Michael tossed George away, and he collapsed in a heap. He was too terrified to get up, and he peeked at Michael, alarmed over what he might do next. From the bloodthirsty gleam in his eye, George wasn’t certain he’d been calmed sufficiently to prevent further mayhem.

“I want him dead,” Michael tersely said.

“Not now. Not yet,” Matthew replied. “He’s still an earl. We’ll finish it when he’s not.”

They gazed at one another, and they appeared to be carrying on a conversation in their heads. Ultimately Michael whipped away and started into the trees to where his horse was chomping on the grass.

“I’ll join you shortly,” Matthew called.

Michael waved but didn’t glance around. He jumped on the animal and galloped away.

George heaved out a desperate sigh. “Where is he going?”

“To the coaching inn. We’re waiting on an arrest warrant.”

George blanched. “An arrest warrant for who?”

“For you, Uncle. For killing our father.”

Matthew leaned down and dragged him to his feet. He was wobbly, off balance, dizzy and disoriented. His throat throbbed where he’d been throttled, and he felt sick to his stomach.

“You have no evidence,” he murmured.

“We have your wife’s written confession. We weren’t joking.”
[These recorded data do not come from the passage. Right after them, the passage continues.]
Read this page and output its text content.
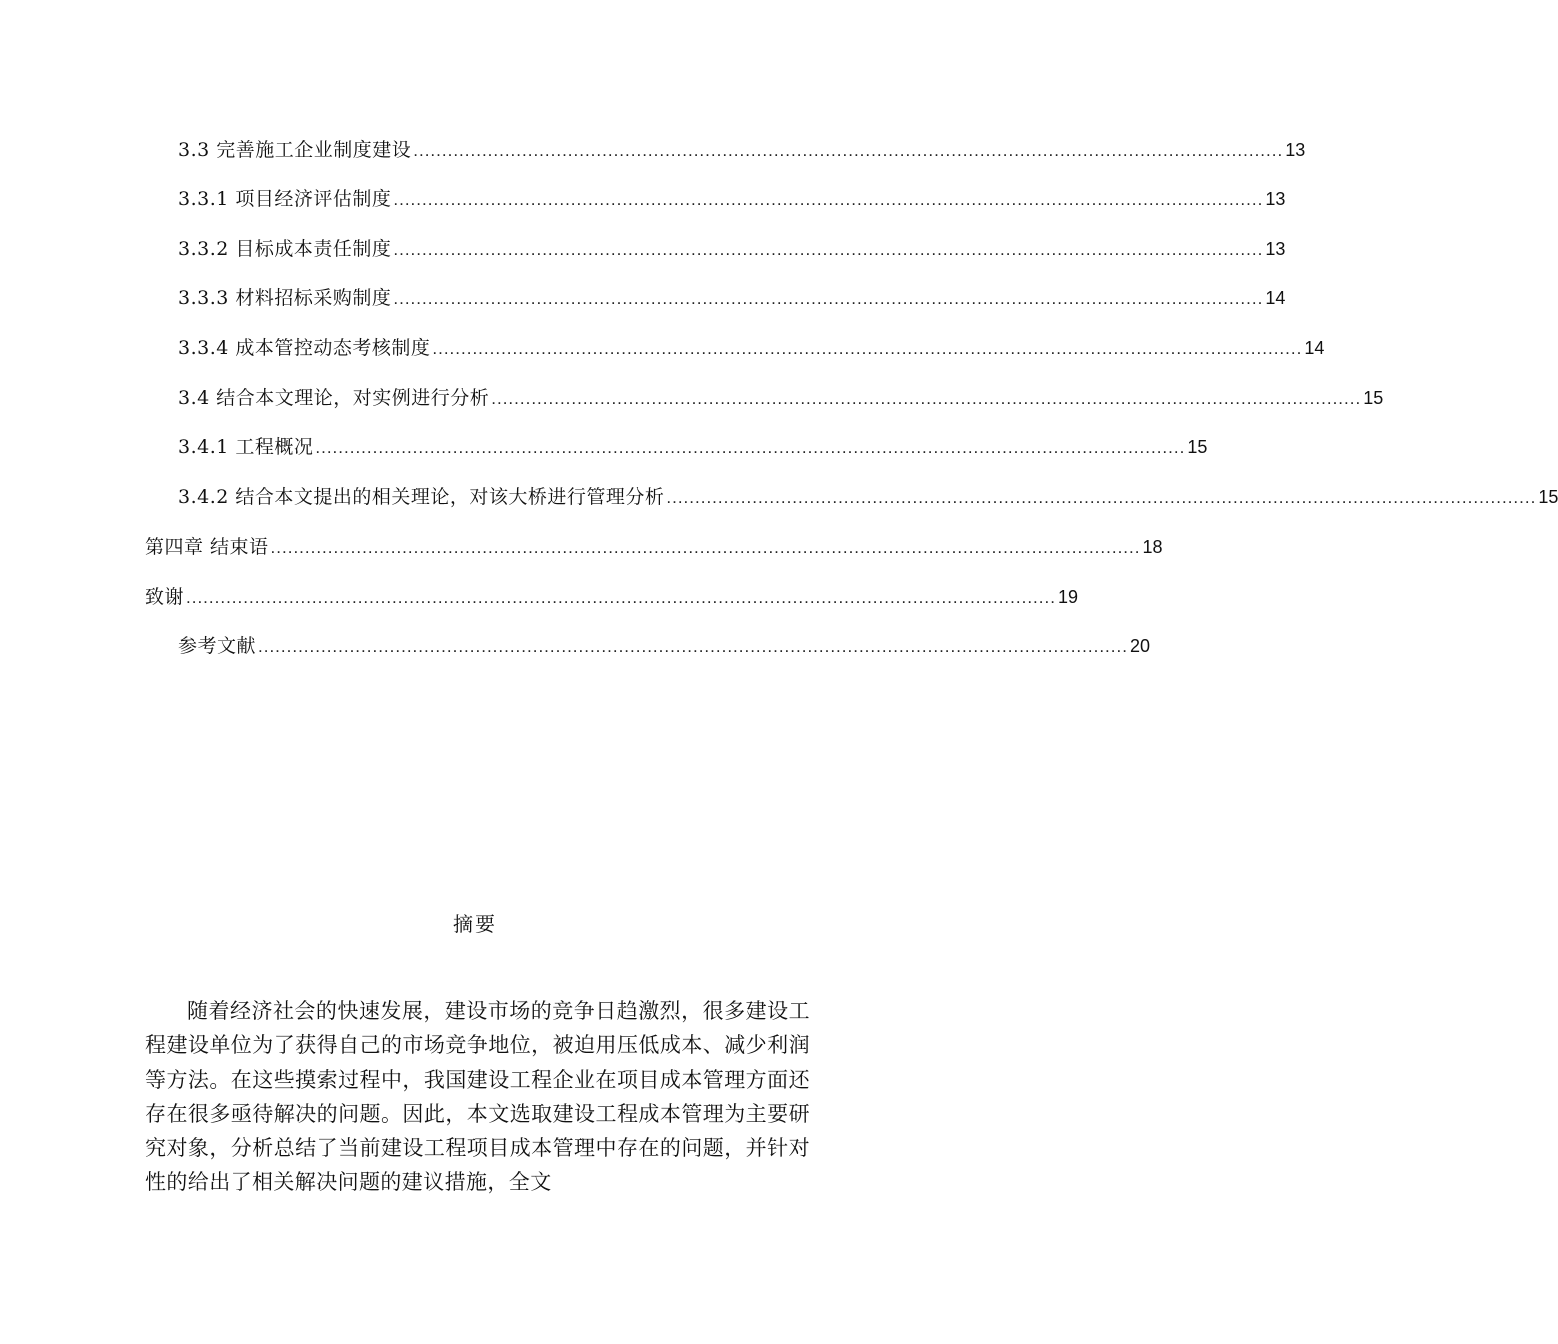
3.3 完善施工企业制度建设 ........................................................................................................................................................ 13
3.3.1 项目经济评估制度 ........................................................................................................................................................ 13
3.3.2 目标成本责任制度 ........................................................................................................................................................ 13
3.3.3 材料招标采购制度 ........................................................................................................................................................ 14
3.3.4 成本管控动态考核制度 ........................................................................................................................................................ 14
3.4 结合本文理论，对实例进行分析 ........................................................................................................................................................ 15
3.4.1 工程概况 ........................................................................................................................................................ 15
3.4.2 结合本文提出的相关理论，对该大桥进行管理分析 ........................................................................................................................................................ 15
第四章 结束语 ........................................................................................................................................................ 18
致谢 ........................................................................................................................................................ 19
参考文献 ........................................................................................................................................................ 20
摘要

随着经济社会的快速发展，建设市场的竞争日趋激烈，很多建设工程建设单位为了获得自己的市场竞争地位，被迫用压低成本、减少利润等方法。在这些摸索过程中，我国建设工程企业在项目成本管理方面还存在很多亟待解决的问题。因此，本文选取建设工程成本管理为主要研究对象，分析总结了当前建设工程项目成本管理中存在的问题，并针对性的给出了相关解决问题的建议措施，全文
George scowled, anxious to conceal his panic. “You couldn’t possibly have.”

“Yes, we have it so we’re aware of every sordid crime you committed.”
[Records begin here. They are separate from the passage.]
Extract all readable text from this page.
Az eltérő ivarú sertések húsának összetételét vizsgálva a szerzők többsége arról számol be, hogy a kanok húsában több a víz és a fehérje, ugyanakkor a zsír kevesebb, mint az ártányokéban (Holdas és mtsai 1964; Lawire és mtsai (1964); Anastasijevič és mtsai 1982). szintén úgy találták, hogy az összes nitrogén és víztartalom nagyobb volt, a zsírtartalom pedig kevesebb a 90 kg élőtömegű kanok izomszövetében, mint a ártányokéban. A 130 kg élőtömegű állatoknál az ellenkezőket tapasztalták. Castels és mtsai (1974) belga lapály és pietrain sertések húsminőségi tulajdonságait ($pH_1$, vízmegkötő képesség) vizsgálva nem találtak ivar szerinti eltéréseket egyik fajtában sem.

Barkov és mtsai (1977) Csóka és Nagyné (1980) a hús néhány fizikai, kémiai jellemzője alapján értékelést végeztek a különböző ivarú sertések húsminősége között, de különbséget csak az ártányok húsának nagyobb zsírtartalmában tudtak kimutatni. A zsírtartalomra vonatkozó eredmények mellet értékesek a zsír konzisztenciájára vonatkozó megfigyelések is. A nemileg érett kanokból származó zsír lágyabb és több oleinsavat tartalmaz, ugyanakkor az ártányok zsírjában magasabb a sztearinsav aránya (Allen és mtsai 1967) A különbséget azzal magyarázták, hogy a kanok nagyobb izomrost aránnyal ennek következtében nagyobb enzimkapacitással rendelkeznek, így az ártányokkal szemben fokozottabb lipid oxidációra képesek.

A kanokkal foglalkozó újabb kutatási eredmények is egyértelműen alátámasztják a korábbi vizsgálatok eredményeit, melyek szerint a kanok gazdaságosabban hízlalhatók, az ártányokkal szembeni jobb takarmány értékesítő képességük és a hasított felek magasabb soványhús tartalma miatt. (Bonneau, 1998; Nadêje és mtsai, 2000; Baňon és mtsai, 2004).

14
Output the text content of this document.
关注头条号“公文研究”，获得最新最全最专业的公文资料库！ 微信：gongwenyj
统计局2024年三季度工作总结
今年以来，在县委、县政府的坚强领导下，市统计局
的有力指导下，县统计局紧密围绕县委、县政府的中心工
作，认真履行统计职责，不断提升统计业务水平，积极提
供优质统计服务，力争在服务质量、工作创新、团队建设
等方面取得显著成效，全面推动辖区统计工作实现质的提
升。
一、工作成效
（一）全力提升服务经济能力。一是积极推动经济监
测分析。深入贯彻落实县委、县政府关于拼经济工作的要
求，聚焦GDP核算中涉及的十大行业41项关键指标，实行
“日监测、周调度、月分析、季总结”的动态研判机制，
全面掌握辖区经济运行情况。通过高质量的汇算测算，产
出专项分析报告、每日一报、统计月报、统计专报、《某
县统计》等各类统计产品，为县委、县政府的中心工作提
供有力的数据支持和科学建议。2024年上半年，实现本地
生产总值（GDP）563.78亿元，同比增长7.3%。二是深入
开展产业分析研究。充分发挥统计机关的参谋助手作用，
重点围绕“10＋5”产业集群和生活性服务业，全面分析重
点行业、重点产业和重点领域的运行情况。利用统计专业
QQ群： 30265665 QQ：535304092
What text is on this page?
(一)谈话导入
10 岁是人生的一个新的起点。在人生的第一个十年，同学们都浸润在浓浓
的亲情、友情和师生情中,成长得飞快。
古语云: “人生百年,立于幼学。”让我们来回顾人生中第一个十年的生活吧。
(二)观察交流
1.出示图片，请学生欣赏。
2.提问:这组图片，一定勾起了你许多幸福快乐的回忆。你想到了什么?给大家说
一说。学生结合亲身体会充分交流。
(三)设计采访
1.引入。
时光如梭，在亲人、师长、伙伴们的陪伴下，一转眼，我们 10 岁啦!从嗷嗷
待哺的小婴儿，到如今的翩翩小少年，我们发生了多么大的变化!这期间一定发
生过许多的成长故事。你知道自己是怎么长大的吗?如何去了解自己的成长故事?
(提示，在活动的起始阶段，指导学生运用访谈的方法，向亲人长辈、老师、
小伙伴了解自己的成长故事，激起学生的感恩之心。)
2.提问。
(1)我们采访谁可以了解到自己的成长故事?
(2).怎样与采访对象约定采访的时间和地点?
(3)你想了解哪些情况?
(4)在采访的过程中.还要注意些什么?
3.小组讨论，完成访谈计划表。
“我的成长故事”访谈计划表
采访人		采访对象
How had it been delivered into their possession? Who had done it? Susan was too ill. Had it been Katherine? Would she have betrayed him? Or was it someone else?

He’d learn the identity of the culprit and that person would be hanged. Until he was carted off in chains, he was still lord and master at Radcliffe. He would be happy to impart a bit of swift justice. Even if it was to pretty, quiet Katherine.

“You can’t prove any of it,” he declared. “It’s the words of a dying woman who’s mad as a hatter.”

“We don’t have to prove it. As I said, my brother is very wealthy. We can torment you over it for the remainder of your days. You’ll have failed in your quest to steal our father’s legacy. Julian and Anne Blair will be avenged—by their children.”

Matthew pushed him toward the road, but George wasn’t sure he could make it to the castle on his own. He wished he could ask Matthew to give him a ride, but he’d rather be boiled in hot oil than ask the man for any favor.